When looking into what Barnier actually said (and let’s not forget he is the Internal Market Commissioner, not the Economic & Monetary Affairs Commissioner – the latter is Olli Rehn, the ineffectual and low profile Finn), his comments were more measured than the UK papers present it. As quoted in WSJ, Barnier stated “[It] is questionable whether [ratings agencies] reflect the efforts of these countries to correct their tax affairs, to limit their public spending, and make structural reforms,” something that has undoubtedly happened in Ireland and Portugal, and arguably to a lesser extent in Greece. Commission President Barroso also chipped in, calling the decision by Moody’s “incomprehensible”.

The problem for Barnier and Barrosos is that their comments once more highlight how restricted the EU’s political leaders are in their vision to solve the crisis. While they might quibble about the ratings agencies (and even Tory MEP Syed Kamall admits more openness about their functioning is necessary [Indy link - see above]) the ratings agencies are sending out the signals that economists have been talking about for months, namely that the terms of the Greek, Irish and Portuguese loans are so prohibitive that there is little prospect other than further bailouts (which compound the problem), or the restructuring of private debt.

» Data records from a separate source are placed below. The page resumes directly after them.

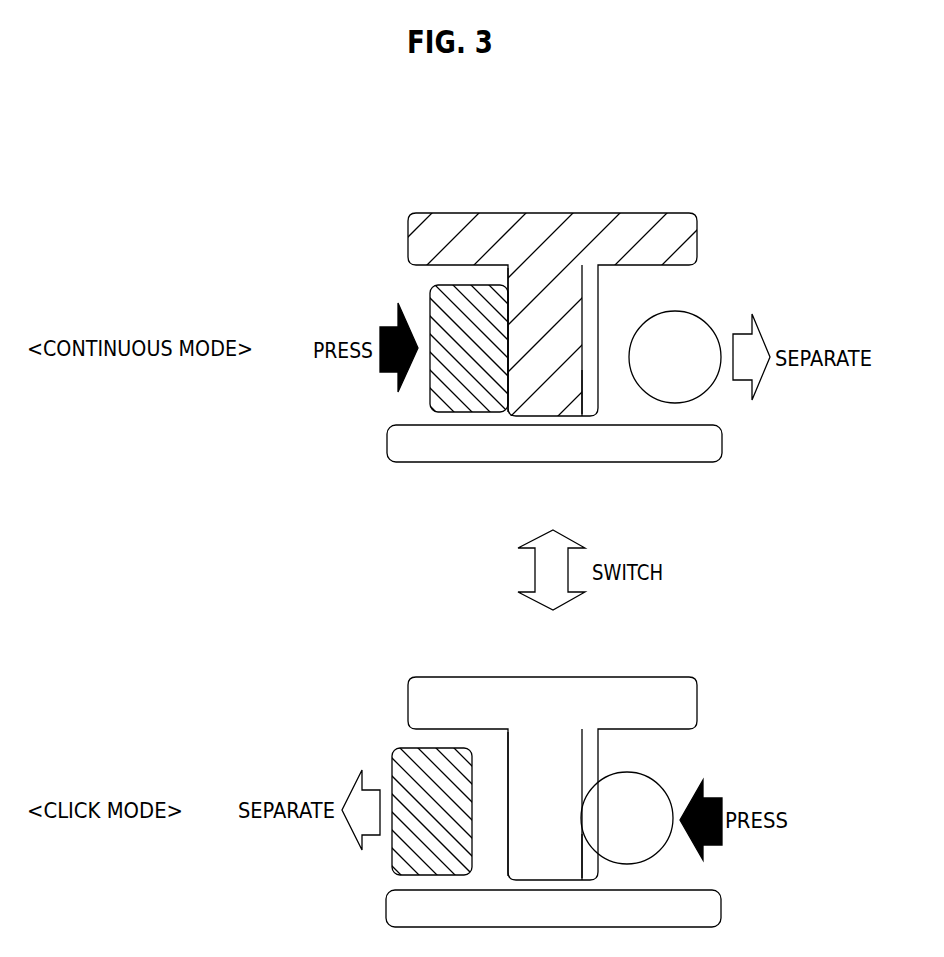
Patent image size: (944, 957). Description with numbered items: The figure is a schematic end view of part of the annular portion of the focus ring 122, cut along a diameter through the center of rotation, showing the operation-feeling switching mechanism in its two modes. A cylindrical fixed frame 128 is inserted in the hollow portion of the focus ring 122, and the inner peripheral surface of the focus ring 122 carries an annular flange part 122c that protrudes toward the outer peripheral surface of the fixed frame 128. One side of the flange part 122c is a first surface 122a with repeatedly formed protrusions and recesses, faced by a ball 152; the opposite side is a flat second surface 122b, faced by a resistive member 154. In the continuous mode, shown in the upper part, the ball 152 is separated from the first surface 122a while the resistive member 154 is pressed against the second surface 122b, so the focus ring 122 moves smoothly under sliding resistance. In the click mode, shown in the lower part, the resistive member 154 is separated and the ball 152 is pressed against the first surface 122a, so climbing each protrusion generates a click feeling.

The focus ring 122 is at (697, 239).
The first surface 122a is at (584, 286).
The second surface 122b is at (507, 269).
The flange part 122c is at (567, 375).
The fixed frame 128 is at (722, 443).
The ball 152 is at (693, 312).
The resistive member 154 is at (430, 403).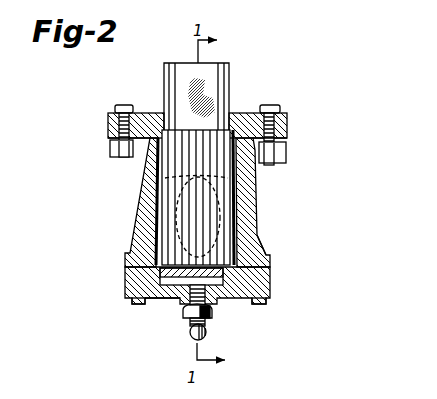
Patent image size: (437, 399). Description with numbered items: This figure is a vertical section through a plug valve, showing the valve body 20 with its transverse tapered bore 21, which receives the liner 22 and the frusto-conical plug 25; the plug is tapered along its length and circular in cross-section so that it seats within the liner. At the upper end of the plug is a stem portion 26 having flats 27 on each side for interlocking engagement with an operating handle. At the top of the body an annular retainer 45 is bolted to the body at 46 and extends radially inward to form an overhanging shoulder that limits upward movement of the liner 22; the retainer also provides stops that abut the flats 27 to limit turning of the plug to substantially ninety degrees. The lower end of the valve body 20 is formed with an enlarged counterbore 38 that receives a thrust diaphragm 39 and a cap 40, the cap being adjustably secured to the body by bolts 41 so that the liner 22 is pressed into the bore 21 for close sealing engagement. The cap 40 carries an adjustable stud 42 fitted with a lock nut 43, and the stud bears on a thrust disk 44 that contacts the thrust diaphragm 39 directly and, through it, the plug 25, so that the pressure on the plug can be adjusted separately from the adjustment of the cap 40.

George Irvin sums it all up rather neatly in Social Europe Journal…in a piece published in January this year, demonstrating how little our responses have developed in more than 6 months.

In short, this week’s comments by Barnier and Barroso are a minor sideshow. The problem the Eurozone faces is a chronic lack of political will, the will to take tough decisions and to take them fast in order to protect the single currency. Having intentionally installed uninspiring and indecisive Commissioners, responsibility has to fall to the heads of national governments to find a way forward.

Whatever its flaws (and those will – in the medium term – need to be addressed), the breakup of the single currency is not an option as Barry Eichengreen has argued. That lack of leadership is where the Indy and The Guardian should target their critique.